更にスリープや休止で運用している場合は追加の作業が必要です。スリープや休止からの復帰時にはクロックが元に戻ってしまうので、タスクスケジューラーでスリープから復帰するイベントをトリガーにして最上位の権限でSetFSBを先程の引数付きで起動するタスクを作成しておきます。これによりスリープや休止からの復帰時に自動でオーバークロックした状態に戻すことができます。イベントビューアーのWindows ログ>システムから「スリープ状態から再開しました」というイベントを選択し、右クリックから「このイベントにタスクを設定」とすることでこのようなタスクを作成することができます。
実際の使用感は?
ベースクロックが150 MHzとなった場合、EIST作動時のAtom Z540のクロックと電圧は以下の表のようになります。元々が133 MHzですから、150 MHzだと12.5%のクロック上昇ということになります。
倍率 | 動作クロック | 電圧 |
---|---|---|
x 6 | 900 MHz | 0.8500 V |
x 8 | 1200 MHz | 0.9000 V |
x 10 | 1500 MHz | 0.9500 V |
x 12 | 1800 MHz | 1.0000 V |
x 14 | 2100 MHz | 1.0375 V |
さて、オーバークロック時の実際の使用感ですが特に高負荷時にオーバークロックの効果を実感することができました。文章を書いたりといった低負荷の作業では新規ウインドウの描画がわずかに早くなった程度でほとんど違いは感じませんでしたが、Youtubeの動画を見ながらあるいはPrime95で負荷を掛けながらといった高負荷状態での作業時にははっきりと違いを感じました。

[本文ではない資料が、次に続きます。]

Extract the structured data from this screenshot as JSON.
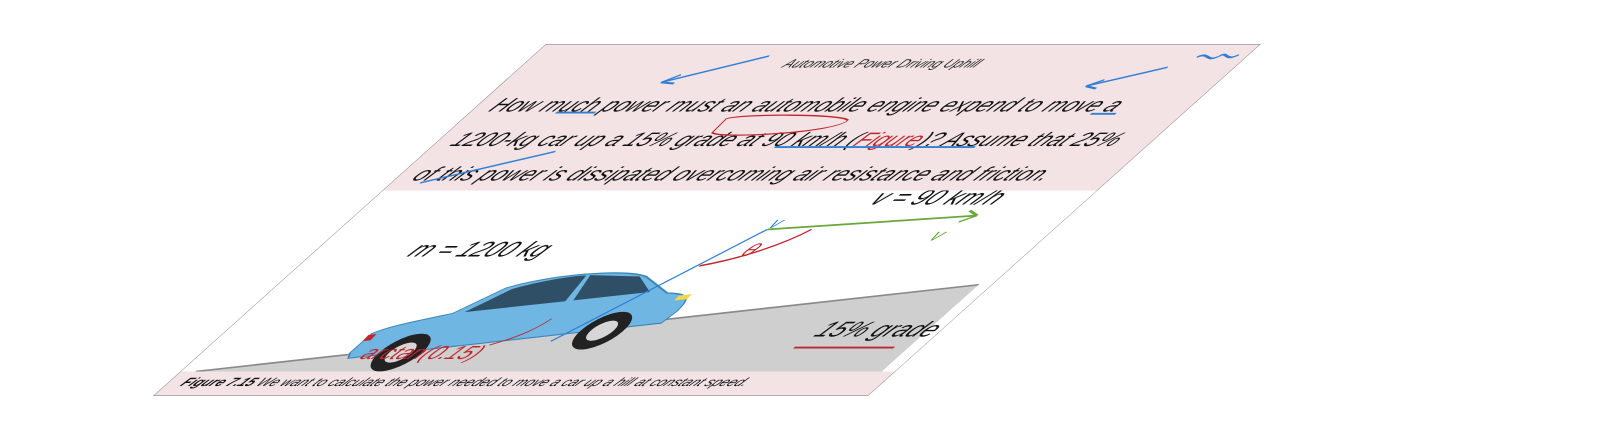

しかし、オーバークロックのメリットよりもデメリットの方が大きいとも感じました。高負荷が持続する状況ではオーバークロックによる発熱増に本体の廃熱が対応しきれず熱による強制クロックダウンが起こりやすくなるという問題点があるからです。したがって、バッテリー容量に余裕が無くファンレスのVAIO type PにおいてZ540のオーバークロックの利点があるのは、AC電源につなぎかつ連続的に高負荷が掛からない作業をする場合に限られると思います。
今回実際に試してみた結論としては、私の利用スタイルではVAIO type PのZ540のオーバークロックはメリットが少ない様に思えました。そのため色々と試行錯誤したものの当面はオーバークロックでの運用は見送ろうと思います。ただ、廃熱用のファンのあるVAIO Xや、VAIO type PでもZ540よりも元々発熱に余裕のあるZ520やZ530の場合なら、もう少しオーバークロックの利点があるのかもしれないとも感じました。
[2012-01-28 追記]: 文章が分かりにくかったので、文章を書き換えて見出しを付けました。内容は以前から変化ありません。